Groot Peter C, van Os Jim
User Research Centre NL, Utrecht University Medical Centre Postbus 85500, Utrecht 3508 GA, The Netherlands.
UMC Utrecht Brain Centre, Utrecht, The Netherlands.
Ther Adv Psychopharmacol. 2020 Jul 10;10:2045125320932452. doi: 10.1177/2045125320932452. eCollection 2020.
Coming off psychotropic drugs can cause physical as well as mental withdrawal, resulting in failed withdrawal attempts and unnecessary long-term drug use. The first reports about withdrawal appeared in the 1950s, but although patients have been complaining about psychotropic withdrawal problems for decades, the first tentative acknowledgement by psychiatry only came in 1997 with the introduction of the 'antidepressant-discontinuation syndrome'. It was not until 2019 that the UK Royal College of Psychiatrists, for the first time, acknowledged that withdrawal can be severe and persistent. Given the lack of a systematic professional response, over the years, patients who were experiencing withdrawal started to work out practical ways to safely come off medications themselves. This resulted in an experience-based knowledge base about withdrawal which ultimately, in The Netherlands, gave rise to the development of person-specific tapering medication (so-called tapering strips).

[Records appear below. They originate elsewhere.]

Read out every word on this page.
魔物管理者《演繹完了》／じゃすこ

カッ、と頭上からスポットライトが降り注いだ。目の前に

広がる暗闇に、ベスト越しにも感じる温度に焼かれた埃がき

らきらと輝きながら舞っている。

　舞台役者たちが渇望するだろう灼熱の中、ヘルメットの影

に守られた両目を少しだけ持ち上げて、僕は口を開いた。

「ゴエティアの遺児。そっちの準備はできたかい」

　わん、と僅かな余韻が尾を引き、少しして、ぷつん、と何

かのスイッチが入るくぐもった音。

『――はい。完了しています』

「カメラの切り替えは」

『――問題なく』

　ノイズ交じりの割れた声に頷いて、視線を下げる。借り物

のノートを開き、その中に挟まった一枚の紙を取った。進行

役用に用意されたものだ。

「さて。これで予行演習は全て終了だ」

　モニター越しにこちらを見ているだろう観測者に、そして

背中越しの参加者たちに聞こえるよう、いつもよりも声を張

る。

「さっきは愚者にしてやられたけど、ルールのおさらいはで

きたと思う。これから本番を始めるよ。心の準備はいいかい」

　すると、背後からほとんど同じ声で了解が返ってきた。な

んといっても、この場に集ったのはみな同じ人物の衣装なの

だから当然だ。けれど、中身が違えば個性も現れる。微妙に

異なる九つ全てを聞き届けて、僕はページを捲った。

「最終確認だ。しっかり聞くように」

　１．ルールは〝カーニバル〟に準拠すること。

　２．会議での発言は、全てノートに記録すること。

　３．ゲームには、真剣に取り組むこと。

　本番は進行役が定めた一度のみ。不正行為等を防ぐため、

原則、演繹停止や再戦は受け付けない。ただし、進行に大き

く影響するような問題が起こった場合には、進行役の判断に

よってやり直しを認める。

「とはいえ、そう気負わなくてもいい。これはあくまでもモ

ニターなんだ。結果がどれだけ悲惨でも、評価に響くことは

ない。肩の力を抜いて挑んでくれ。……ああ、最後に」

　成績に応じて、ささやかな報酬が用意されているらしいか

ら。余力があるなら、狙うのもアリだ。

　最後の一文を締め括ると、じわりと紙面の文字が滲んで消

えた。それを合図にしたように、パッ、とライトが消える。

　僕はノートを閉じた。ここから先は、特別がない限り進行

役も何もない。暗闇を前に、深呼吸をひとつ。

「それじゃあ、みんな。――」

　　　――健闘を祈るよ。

Tapering medication enables doctors, for the first time, to flexibly prescribe and adapt the medication required for responsible and person-specific tapering, based on shared decision making and in full agreement with recommendations in existing guidelines. Looking back, it is obvious that the simple practical solution of tapering strips could have been introduced much earlier, and that the traditional academic strategy of comparisons from randomised trials is not the logical first step to help individual patients. While randomised controlled trials (RCTs) are the gold standard for evaluating interventions, they are unable to accommodate the heterogeneity of individual responses. Thus, a more individualised approach, building on RCT knowledge, is required. We propose a roadmap for a more productive way forward, in which patients and academic psychiatry work together to improve the recognition and person-specific management of psychotropic drug withdrawal.

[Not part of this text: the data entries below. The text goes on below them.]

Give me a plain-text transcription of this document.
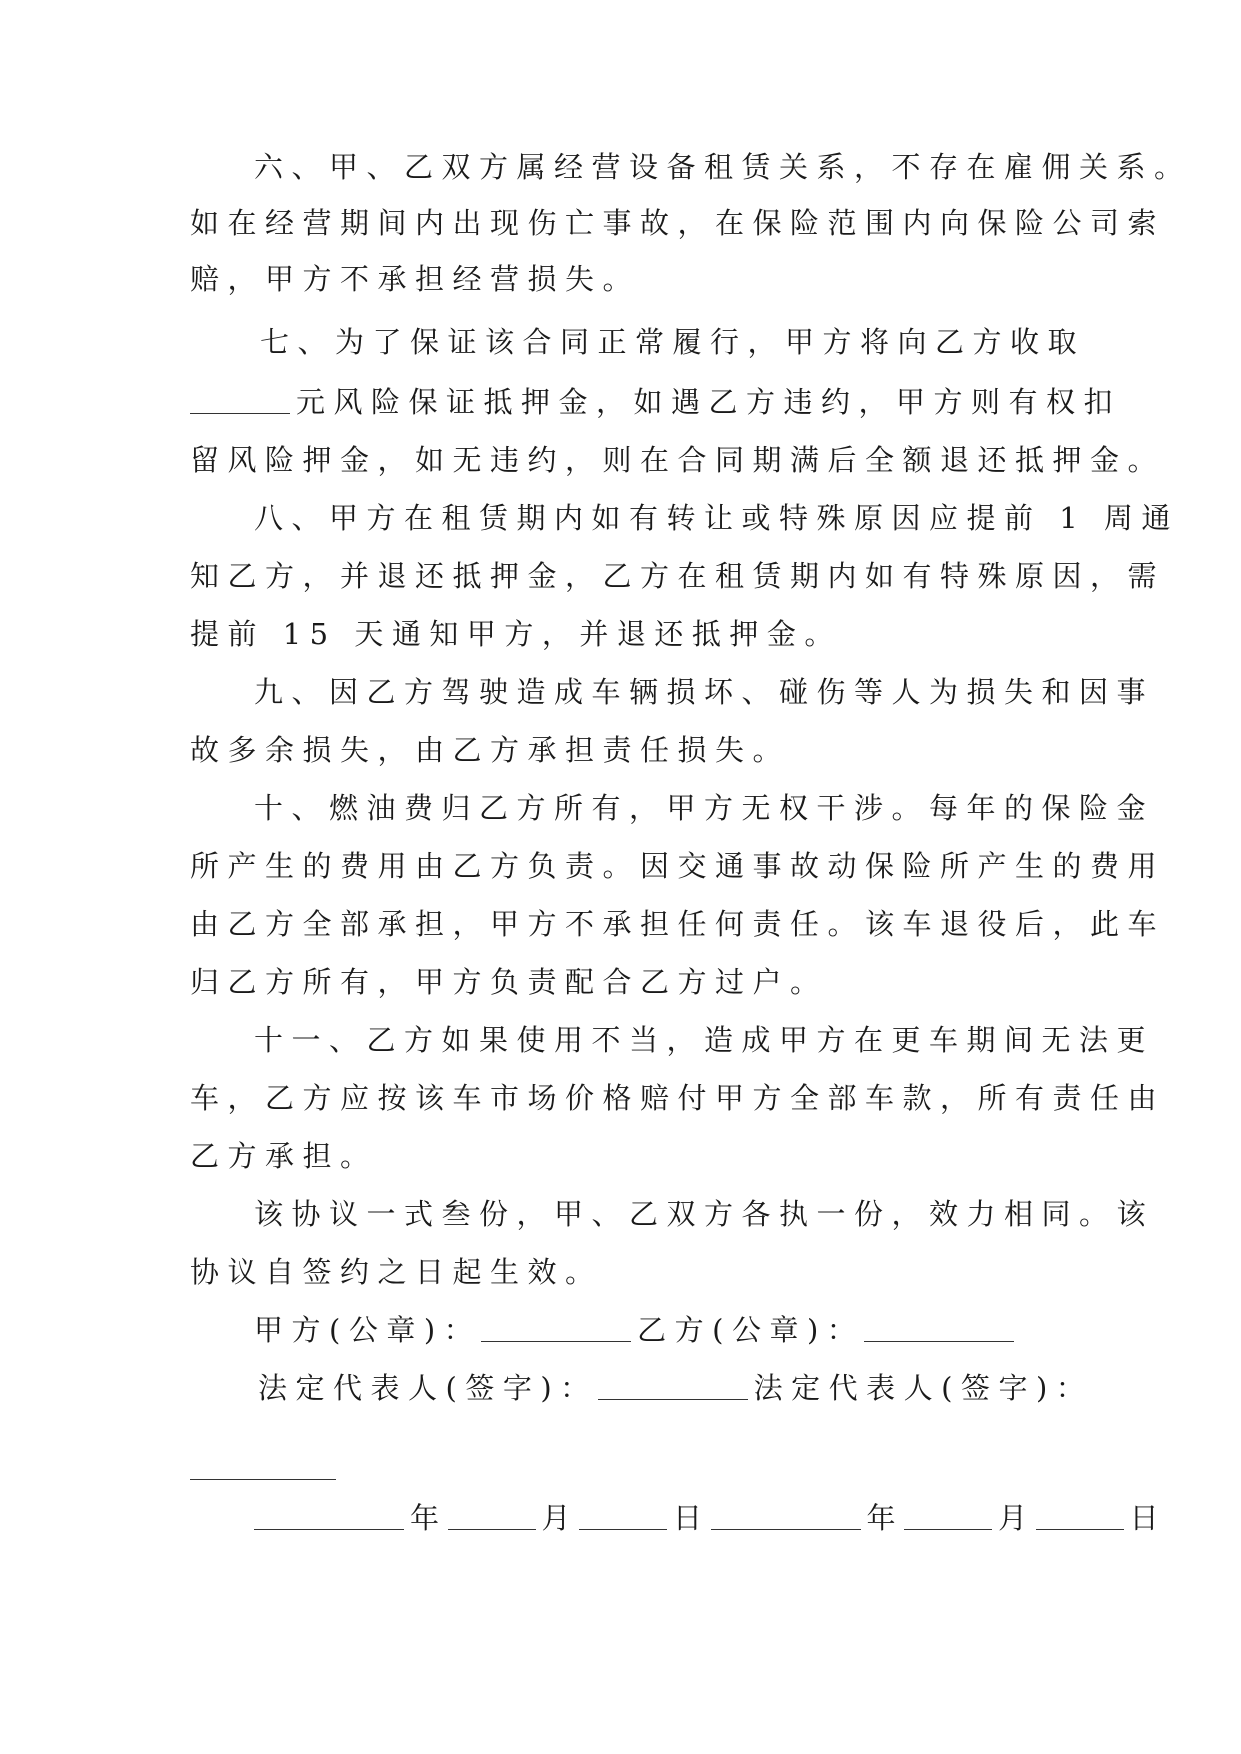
六、甲、乙双方属经营设备租赁关系，不存在雇佣关系。
如在经营期间内出现伤亡事故，在保险范围内向保险公司索
赔，甲方不承担经营损失。
七、为了保证该合同正常履行，甲方将向乙方收取
元风险保证抵押金，如遇乙方违约，甲方则有权扣
留风险押金，如无违约，则在合同期满后全额退还抵押金。
八、甲方在租赁期内如有转让或特殊原因应提前 1 周通
知乙方，并退还抵押金，乙方在租赁期内如有特殊原因，需
提前 15 天通知甲方，并退还抵押金。
九、因乙方驾驶造成车辆损坏、碰伤等人为损失和因事
故多余损失，由乙方承担责任损失。
十、燃油费归乙方所有，甲方无权干涉。每年的保险金
所产生的费用由乙方负责。因交通事故动保险所产生的费用
由乙方全部承担，甲方不承担任何责任。该车退役后，此车
归乙方所有，甲方负责配合乙方过户。
十一、乙方如果使用不当，造成甲方在更车期间无法更
车，乙方应按该车市场价格赔付甲方全部车款，所有责任由
乙方承担。
该协议一式叁份，甲、乙双方各执一份，效力相同。该
协议自签约之日起生效。
甲方(公章)：	乙方(公章)：
法定代表人(签字)：	法定代表人(签字)：
年	月	日	年	月	日
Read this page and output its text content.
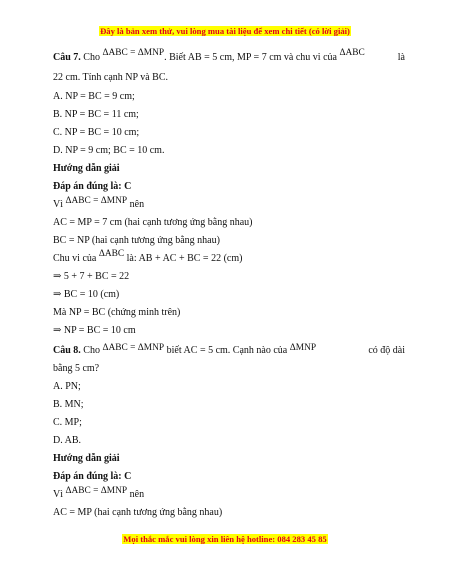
Đây là bản xem thử, vui lòng mua tài liệu để xem chi tiết (có lời giải)
Câu 7. Cho ΔABC = ΔMNP. Biết AB = 5 cm, MP = 7 cm và chu vi của ΔABC	là
22 cm. Tính cạnh NP và BC.
A. NP = BC = 9 cm;
B. NP = BC = 11 cm;
C. NP = BC = 10 cm;
D. NP = 9 cm; BC = 10 cm.
Hướng dẫn giải
Đáp án đúng là: C
Vì ΔABC = ΔMNP nên
AC = MP = 7 cm (hai cạnh tương ứng bằng nhau)
BC = NP (hai cạnh tương ứng bằng nhau)
Chu vi của ΔABC là: AB + AC + BC = 22 (cm)
⇒ 5 + 7 + BC = 22
⇒ BC = 10 (cm)
Mà NP = BC (chứng minh trên)
⇒ NP = BC = 10 cm
Câu 8. Cho ΔABC = ΔMNP biết AC = 5 cm. Cạnh nào của ΔMNP	có độ dài
bằng 5 cm?
A. PN;
B. MN;
C. MP;
D. AB.
Hướng dẫn giải
Đáp án đúng là: C
Vì ΔABC = ΔMNP nên
AC = MP (hai cạnh tương ứng bằng nhau)
Mọi thắc mắc vui lòng xin liên hệ hotline: 084 283 45 85
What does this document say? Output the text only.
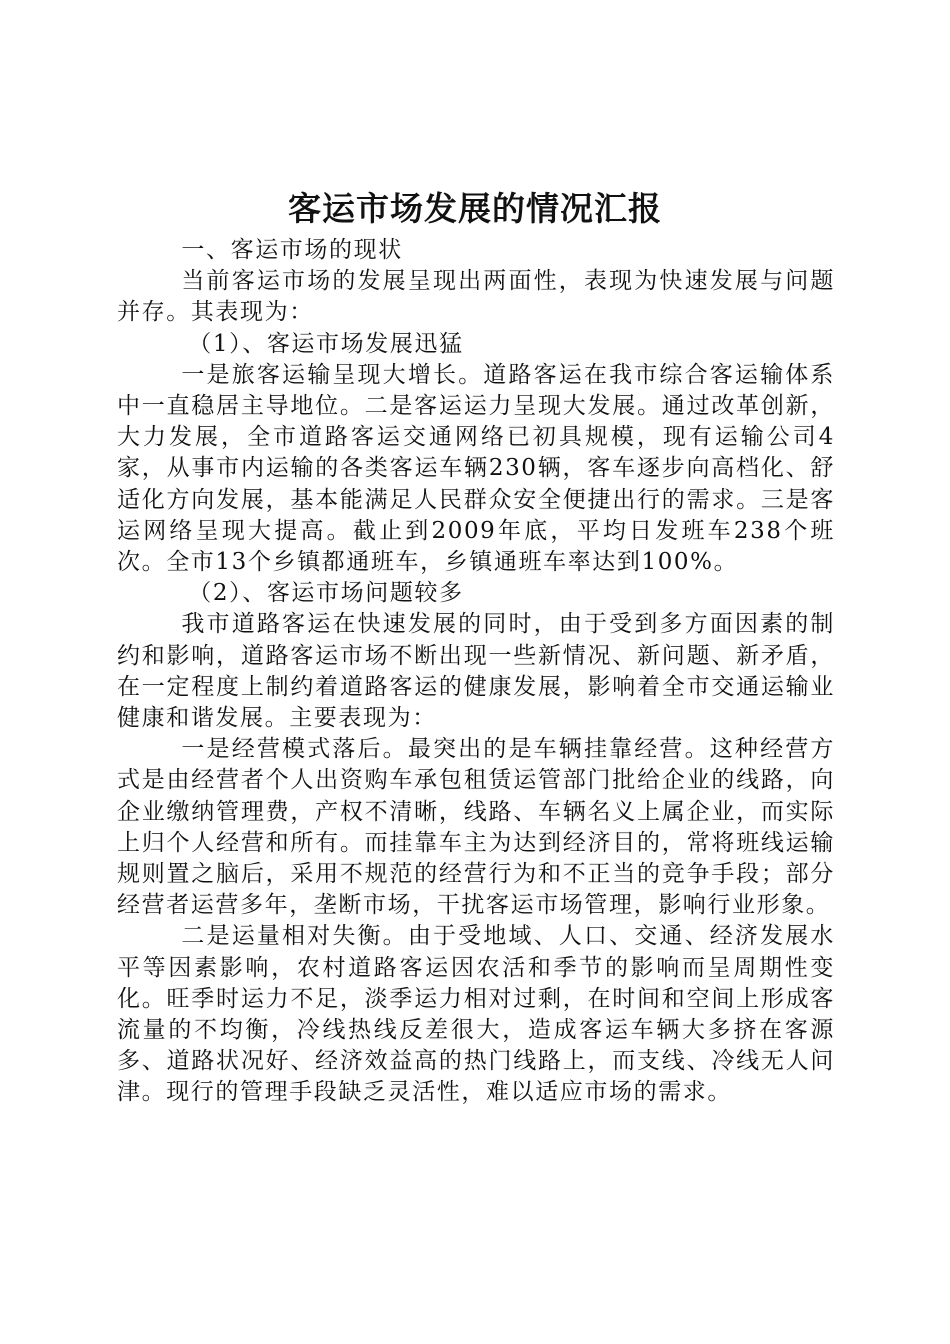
客运市场发展的情况汇报

一、客运市场的现状

当前客运市场的发展呈现出两面性，表现为快速发展与问题并存。其表现为：

（1）、客运市场发展迅猛

一是旅客运输呈现大增长。道路客运在我市综合客运输体系中一直稳居主导地位。二是客运运力呈现大发展。通过改革创新，大力发展，全市道路客运交通网络已初具规模，现有运输公司4家，从事市内运输的各类客运车辆230辆，客车逐步向高档化、舒适化方向发展，基本能满足人民群众安全便捷出行的需求。三是客运网络呈现大提高。截止到2009年底，平均日发班车238个班次。全市13个乡镇都通班车，乡镇通班车率达到100%。

（2）、客运市场问题较多

我市道路客运在快速发展的同时，由于受到多方面因素的制约和影响，道路客运市场不断出现一些新情况、新问题、新矛盾，在一定程度上制约着道路客运的健康发展，影响着全市交通运输业健康和谐发展。主要表现为：

一是经营模式落后。最突出的是车辆挂靠经营。这种经营方式是由经营者个人出资购车承包租赁运管部门批给企业的线路，向企业缴纳管理费，产权不清晰，线路、车辆名义上属企业，而实际上归个人经营和所有。而挂靠车主为达到经济目的，常将班线运输规则置之脑后，采用不规范的经营行为和不正当的竞争手段；部分经营者运营多年，垄断市场，干扰客运市场管理，影响行业形象。

二是运量相对失衡。由于受地域、人口、交通、经济发展水平等因素影响，农村道路客运因农活和季节的影响而呈周期性变化。旺季时运力不足，淡季运力相对过剩，在时间和空间上形成客流量的不均衡，冷线热线反差很大，造成客运车辆大多挤在客源多、道路状况好、经济效益高的热门线路上，而支线、冷线无人问津。现行的管理手段缺乏灵活性，难以适应市场的需求。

停用精神药物会导致身体和精神上的戒断反应,从而导致戒断尝试失败和不必要的长期药物使用。关于戒断反应的首批报告出现在20世纪50年代,但尽管患者几十年来一直在抱怨精神药物戒断问题,但直到1997年“抗抑郁药停药综合征”的引入,精神病学才首次初步承认这一问题。直到2019年,英国皇家精神科医学院才首次承认戒断反应可能严重且持续。由于缺乏系统的专业应对措施,多年来,经历戒断反应的患者开始自行摸索安全停药的实用方法。这产生了一个基于经验的戒断知识库,最终在荷兰促成了针对个人的减药方案(所谓的减药条)的开发。减药方案首次使医生能够根据共同决策,并完全按照现有指南中的建议,灵活地开出并调整负责任的、针对个人的减药所需的药物。回顾过去,很明显,减药条这种简单的实用解决方案本可以更早引入,而且传统的通过随机试验进行比较的学术策略并非帮助个体患者的合理第一步。虽然随机对照试验(RCTs)是评估干预措施的金标准,但它们无法适应个体反应的异质性。因此,需要一种基于RCT知识的更个性化的方法。我们提出了一条更具成效的前进路线图,让患者和学术精神病学共同努力,以提高对精神药物戒断的认识和针对个人的管理。